Background: Rhabdomyosarcoma (RMS) in adults (age > or = 16 years) is rare, accounting for less than 3% of adult soft tissue sarcomas. There is little information describing the disease biology or clinicopathologic factors that influence survival in adults with RMS. The objective of this study was to define the factors in patients with adult RMS that predict outcome, disease progression, and survival.
Methods: Eighty-four adult patients with a pathologic diagnosis of RMS that was confirmed by immunohistochemistry were identified by a prospective inpatient data base during the period 1982--1999 and were analyzed for disease specific survival and metastasis free survival using the Kaplan-Meier actuarial method. Statistical significance was evaluated using the log-rank test for univariate influence and a Cox regression model for multivariate influence.
Results: The median disease specific survival was 22 months. Patient age, extent of disease, tumor size at the time of diagnosis, and margin status after resection were significant predictors of disease specific survival. Patients who underwent a complete resection had a significantly longer median survival (105 months) compared with any other subgroup of patients. The histologic subtype did not predict patient survival but did vary with patient age. Most notably, the proportion of the pleomorphic subtype increased with advancing age, accounting for 42% of RMS in patients over the age of 40 years.

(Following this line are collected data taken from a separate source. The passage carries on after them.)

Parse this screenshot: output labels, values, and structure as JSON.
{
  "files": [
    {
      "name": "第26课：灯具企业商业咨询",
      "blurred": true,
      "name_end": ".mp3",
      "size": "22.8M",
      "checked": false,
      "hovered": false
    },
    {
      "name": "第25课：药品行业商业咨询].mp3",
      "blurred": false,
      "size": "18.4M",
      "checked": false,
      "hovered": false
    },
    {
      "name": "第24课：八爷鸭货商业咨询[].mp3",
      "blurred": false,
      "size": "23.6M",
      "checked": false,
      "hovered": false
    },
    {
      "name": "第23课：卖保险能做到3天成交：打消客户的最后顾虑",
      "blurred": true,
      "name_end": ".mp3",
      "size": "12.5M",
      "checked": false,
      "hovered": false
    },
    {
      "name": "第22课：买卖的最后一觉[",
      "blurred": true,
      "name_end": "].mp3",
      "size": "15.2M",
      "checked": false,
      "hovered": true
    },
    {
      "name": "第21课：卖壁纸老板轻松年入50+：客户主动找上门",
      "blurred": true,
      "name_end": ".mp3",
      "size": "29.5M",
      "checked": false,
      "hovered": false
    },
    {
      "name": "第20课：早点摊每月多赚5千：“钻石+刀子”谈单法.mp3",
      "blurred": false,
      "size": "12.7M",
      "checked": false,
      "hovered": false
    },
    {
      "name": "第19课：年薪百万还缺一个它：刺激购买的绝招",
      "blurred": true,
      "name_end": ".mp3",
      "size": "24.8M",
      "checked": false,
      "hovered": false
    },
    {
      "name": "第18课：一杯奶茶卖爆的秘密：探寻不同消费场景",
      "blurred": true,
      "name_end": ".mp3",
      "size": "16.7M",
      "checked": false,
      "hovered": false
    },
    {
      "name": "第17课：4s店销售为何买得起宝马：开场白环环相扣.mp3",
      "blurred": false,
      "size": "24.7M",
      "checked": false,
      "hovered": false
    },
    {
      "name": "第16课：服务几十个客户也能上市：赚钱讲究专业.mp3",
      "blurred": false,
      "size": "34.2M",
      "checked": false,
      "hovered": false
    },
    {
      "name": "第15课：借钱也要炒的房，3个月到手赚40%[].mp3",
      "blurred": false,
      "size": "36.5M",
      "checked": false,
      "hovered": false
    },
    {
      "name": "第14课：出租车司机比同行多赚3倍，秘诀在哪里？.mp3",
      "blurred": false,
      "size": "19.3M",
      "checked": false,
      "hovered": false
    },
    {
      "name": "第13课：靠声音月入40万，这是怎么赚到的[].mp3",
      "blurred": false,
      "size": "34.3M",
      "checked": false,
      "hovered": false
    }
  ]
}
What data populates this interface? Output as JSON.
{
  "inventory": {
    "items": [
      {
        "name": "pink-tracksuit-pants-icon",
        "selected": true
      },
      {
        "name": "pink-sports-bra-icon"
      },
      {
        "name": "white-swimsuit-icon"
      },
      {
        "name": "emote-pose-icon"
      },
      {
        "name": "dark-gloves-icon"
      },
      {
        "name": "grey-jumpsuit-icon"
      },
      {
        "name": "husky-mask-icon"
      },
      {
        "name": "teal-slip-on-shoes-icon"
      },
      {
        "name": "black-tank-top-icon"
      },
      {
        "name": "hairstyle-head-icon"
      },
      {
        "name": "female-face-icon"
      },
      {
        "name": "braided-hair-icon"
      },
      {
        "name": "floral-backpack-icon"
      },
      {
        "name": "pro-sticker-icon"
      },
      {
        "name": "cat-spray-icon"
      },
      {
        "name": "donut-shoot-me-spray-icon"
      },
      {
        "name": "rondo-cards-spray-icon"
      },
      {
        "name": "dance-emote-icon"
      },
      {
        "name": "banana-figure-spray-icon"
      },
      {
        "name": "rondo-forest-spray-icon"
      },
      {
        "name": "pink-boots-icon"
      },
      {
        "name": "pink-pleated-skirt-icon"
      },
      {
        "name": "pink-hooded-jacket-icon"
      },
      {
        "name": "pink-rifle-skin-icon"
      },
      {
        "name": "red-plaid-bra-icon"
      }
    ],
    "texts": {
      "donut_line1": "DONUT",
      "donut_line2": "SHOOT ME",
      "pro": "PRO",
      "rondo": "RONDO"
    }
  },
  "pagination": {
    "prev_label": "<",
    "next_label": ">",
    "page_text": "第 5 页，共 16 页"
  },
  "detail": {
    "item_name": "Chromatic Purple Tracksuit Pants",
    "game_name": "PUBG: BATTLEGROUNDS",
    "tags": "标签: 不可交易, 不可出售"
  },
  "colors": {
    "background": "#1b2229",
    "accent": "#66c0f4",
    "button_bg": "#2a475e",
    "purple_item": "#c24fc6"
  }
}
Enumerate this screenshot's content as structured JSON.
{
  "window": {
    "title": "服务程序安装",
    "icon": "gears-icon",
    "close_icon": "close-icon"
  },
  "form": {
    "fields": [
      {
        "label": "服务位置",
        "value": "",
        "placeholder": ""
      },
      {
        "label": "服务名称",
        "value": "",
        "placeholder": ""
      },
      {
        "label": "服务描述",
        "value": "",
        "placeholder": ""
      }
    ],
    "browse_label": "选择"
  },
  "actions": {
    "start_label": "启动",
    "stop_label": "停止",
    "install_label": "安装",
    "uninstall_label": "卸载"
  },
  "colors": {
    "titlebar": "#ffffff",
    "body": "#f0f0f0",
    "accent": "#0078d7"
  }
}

Conclusions: The most important predictors of outcome in patients with adult RMS are patient age, tumor size, extent of disease, and margin status after resection. In contrast to patients with pediatric RMS, no association was noted between survival and histologic subtype in this group of patients with adult RMS. All histologic subtypes of RMS are aggressive malignancies with poor disease specific survival despite aggressive multimodality management.